The rosa rugosas by the path into the garden were being rocked and blown by this northerly gale we had so I have pruned them now to prevent damage.

We have four sheds - an insulated borehole shed (we have our own water supply), a 'Wendy House' down then garden with insulation and elec., a shed with mowers and pots and stuff in it and another shed - I badly needed more space - which is full of my sons' stuff. One day I might get it back - one day?

Under the seeming permafrost the ground is still waterlogged and drains from the field down our track and through the gate. There is a steep drop below the gate and the tarmac there is now covered in ice.

We have eaten the last of the carrots, there are still a few beetroot and some leeks.

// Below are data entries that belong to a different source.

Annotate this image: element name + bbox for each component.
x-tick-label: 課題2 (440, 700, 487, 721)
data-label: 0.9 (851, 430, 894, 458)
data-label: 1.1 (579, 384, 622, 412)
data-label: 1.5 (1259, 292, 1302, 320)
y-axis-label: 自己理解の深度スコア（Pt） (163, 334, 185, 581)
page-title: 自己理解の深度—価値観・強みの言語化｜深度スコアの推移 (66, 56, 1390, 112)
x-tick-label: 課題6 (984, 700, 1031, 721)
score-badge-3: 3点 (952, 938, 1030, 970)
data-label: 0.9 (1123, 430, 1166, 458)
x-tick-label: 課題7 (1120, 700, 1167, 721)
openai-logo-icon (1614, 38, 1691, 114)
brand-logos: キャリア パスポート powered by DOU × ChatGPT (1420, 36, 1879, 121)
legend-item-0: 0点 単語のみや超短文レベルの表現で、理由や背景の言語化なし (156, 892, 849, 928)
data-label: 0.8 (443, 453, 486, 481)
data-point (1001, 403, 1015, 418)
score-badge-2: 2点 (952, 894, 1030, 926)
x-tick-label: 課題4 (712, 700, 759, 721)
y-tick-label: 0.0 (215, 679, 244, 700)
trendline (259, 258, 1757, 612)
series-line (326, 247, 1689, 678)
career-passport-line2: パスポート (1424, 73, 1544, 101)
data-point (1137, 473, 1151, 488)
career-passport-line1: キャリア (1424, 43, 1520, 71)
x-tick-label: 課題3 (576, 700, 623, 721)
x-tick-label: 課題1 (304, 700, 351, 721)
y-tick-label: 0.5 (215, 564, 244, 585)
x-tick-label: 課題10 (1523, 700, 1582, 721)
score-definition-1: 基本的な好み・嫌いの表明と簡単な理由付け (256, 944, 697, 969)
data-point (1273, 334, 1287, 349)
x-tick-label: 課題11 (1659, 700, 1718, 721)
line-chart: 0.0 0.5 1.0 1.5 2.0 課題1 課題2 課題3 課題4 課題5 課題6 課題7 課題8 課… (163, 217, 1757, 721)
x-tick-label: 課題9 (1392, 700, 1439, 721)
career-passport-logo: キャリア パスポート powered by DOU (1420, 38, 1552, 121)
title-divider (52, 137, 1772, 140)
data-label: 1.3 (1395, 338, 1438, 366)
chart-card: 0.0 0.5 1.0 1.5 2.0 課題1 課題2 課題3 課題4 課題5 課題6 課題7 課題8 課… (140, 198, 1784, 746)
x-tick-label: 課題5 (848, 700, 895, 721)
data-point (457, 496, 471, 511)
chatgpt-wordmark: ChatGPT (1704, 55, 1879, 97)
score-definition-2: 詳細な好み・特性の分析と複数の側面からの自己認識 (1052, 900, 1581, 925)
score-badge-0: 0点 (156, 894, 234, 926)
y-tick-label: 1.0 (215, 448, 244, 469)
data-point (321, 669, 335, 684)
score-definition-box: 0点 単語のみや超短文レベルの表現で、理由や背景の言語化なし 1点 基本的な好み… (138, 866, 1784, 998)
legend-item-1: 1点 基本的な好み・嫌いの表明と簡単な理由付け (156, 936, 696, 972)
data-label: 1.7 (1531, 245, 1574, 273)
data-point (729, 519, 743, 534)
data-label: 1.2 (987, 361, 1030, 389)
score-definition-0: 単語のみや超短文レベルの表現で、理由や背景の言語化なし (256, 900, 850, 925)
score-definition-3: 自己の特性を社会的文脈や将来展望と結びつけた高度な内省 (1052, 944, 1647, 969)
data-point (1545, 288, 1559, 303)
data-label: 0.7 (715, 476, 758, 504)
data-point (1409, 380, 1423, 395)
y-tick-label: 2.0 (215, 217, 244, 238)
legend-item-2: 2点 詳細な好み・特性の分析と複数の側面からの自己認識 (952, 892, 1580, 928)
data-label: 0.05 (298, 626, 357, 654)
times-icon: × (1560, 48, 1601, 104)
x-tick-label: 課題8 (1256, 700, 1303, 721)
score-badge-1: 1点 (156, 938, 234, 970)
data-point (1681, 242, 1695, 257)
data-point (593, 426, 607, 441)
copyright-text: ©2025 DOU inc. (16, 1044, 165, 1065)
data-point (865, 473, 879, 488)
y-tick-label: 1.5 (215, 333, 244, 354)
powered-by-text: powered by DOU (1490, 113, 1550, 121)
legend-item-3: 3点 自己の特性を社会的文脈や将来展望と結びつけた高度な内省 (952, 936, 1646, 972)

Fortunately, with the very cold weather we do have sunshine so I can tell the time in the garden - well, I could if my gnomon was not bent. As a consequence, the last time I looked at it I got the hour wrong (partly because I had not moved the shadow back 1 hour with the change from summer time).
Like me the dial is suffering from verdigris. It came, I think, from a Liverpool house belonging to my wife's Grandparents. We, also, used to have a big windmill man from there - he stands holding a handle and the blades of the windmill turn making it look like he is turning the windmill not the other way around if you know what I mean. Unfortunately it disintegrated in a gale some years ago. I tried to repair it but failed.

Now, there is an idea. If all these huge windmills they have put up for generating electricity had a giant man attached to them winding away like billy-o, that would be fantastic and spectacular, wouldn't it?

Thursday, 17 June 2010

STATUES AND THINGS

Right from the start we have tried to introduce sculpture and things into the garden - of course we cannot afford a ten ton Henry Moore - but we have a small boy reading a book, a falcon from L., three birds from Adam Booth, blacksmith of Kirkpatrick Durham and this crouching figure by Rebecca Buck which we bought from Workshop
Wales near Fishguard.


There are also the willow tunnel, several rough hurdles made from hedge trimmings and a curved living willow wall by the pond, a sheep skull in a rhododendron, a rhododendron pruned like a shelter and my cloud tree - a hawthorn somewhat topiarised.

We do not have much stone in the garden other than that I have dug from the ground so rock structures are out unless we buy some in.
At the bottom by the pond is a boardwalk made of scaffolding planks which have been deemed not fit for use by the firm down North Lonsdale Road.

Always in the lookout for stuff I still have to try and decide what to do with an assortment of poles and so on. Stuff welcome.